Law enforcement

National law enforcement and intelligence agencies are considered to be among the most likely adversaries to have the motivation to attempt a re-identification, and are considered to have the necessary tools.

Motivation

The “many eyes” (5 and more eyes) and law enforcers use information from the advertising ecosystem as a cheap and easy way of tracking individual users across multiple devices, locations and accounts. The adoption of these new tools does not come as a surprise given their low cost compared to other forms of surveillance. And seems to also be a response to public and political pressure to investigate crimes online, especially when after a high profile crime, journalists unearth social media profiles full of warning signs.

Past patterns

Law enforcement uses social media in many ways, including:

  • Browsing social media

  • Creating accounts for sharing information with law enforcement

  • Obtaining information from social media companies

  • Creating fake profiles and personas

  • Data mining

Current

Commonly used data mining techniques are:

  • Entity extraction to automatically identify people, organisations, vehicles and personal details in unstructured data such as police reports. Even if entity extraction provides only basic information, it can be used as auxiliary information to accelerate the investigation by rapidly providing precise details from large amounts of unstructured data (from social media such as Instagram, Facebook, and Twitter, a structural de-anonymisation attack leading to identity disclosure and link disclosures. This also means activity of particular people can be monitored, a content disclosure threat, see the last point in this list).

  • Clustering techniques that are used to group similar characteristics together in classes in order to gain intelligence by maximizing or minimizing similarities; for example, to identify suspects or criminal groups conducting crimes in similar ways. Clustering techniques can be applied to discover criminal relations by cross-referencing entities in criminal records.

  • Association rules are used to discover recurring items in databases in order to create pattern rules and detect potential future events. For example, sequential pattern mining as an association rule is useful to identify sequences or recurring item in order to define patterns and prevent attacks, in network security.

  • Classification for analysing unstructured data to discover common properties among criminal entities. It has been used together with inferential statistics techniques to predict crime trends. This technique can dramatically narrow down different criminal entities and organise them into predefined classes.

  • String comparison is used to reveal deceptive information in criminal records by comparing structured text fields. This requires highly intensive computational capabilities.

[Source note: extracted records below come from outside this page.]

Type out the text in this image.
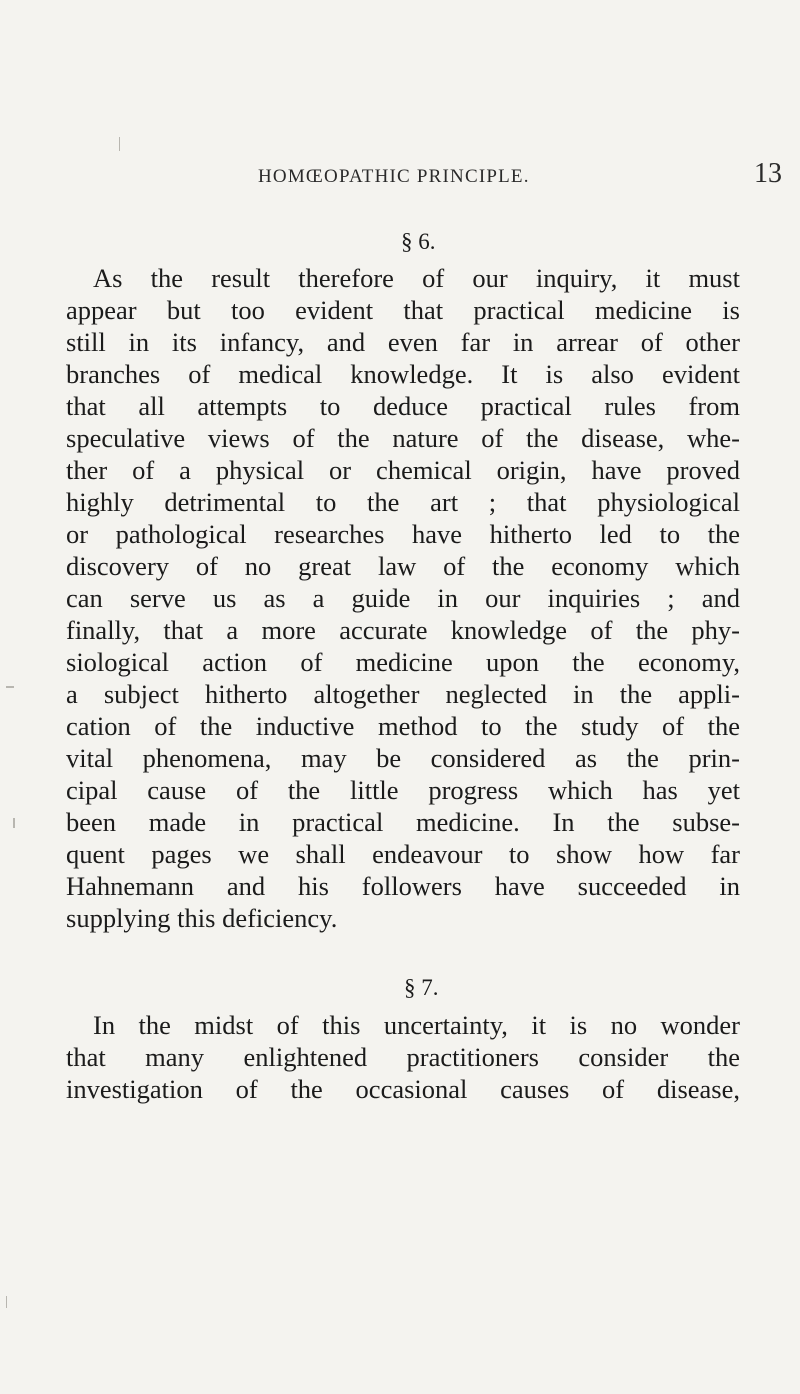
HOMŒOPATHIC PRINCIPLE.	13
§ 6.
As the result therefore of our inquiry, it must
appear but too evident that practical medicine is
still in its infancy, and even far in arrear of other
branches of medical knowledge. It is also evident
that all attempts to deduce practical rules from
speculative views of the nature of the disease, whe-
ther of a physical or chemical origin, have proved
highly detrimental to the art ; that physiological
or pathological researches have hitherto led to the
discovery of no great law of the economy which
can serve us as a guide in our inquiries ; and
finally, that a more accurate knowledge of the phy-
siological action of medicine upon the economy,
a subject hitherto altogether neglected in the appli-
cation of the inductive method to the study of the
vital phenomena, may be considered as the prin-
cipal cause of the little progress which has yet
been made in practical medicine. In the subse-
quent pages we shall endeavour to show how far
Hahnemann and his followers have succeeded in
supplying this deficiency.
§ 7.
In the midst of this uncertainty, it is no wonder
that many enlightened practitioners consider the
investigation of the occasional causes of disease,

  • Text mining techniques were considered to be the next step in the evolution of data mining and criminal intelligence technologies in 2016.

Impact

Law enforcement agencies (and intelligence agencies) claim that this is an inexpensive strategy with little impact on people’s privacy because it relies only on so-called publicly available information. A tweet is considered not private because, by its nature, you cannot control its audience. Does that automatically make it public, or within the space of the police? Both Evanna Hu and Millie Graham Wood make a case by saying that social media do not easily fit into either the category of public or private and argue that it is instead a pseudo-private space, where there is an expectation of privacy from the state.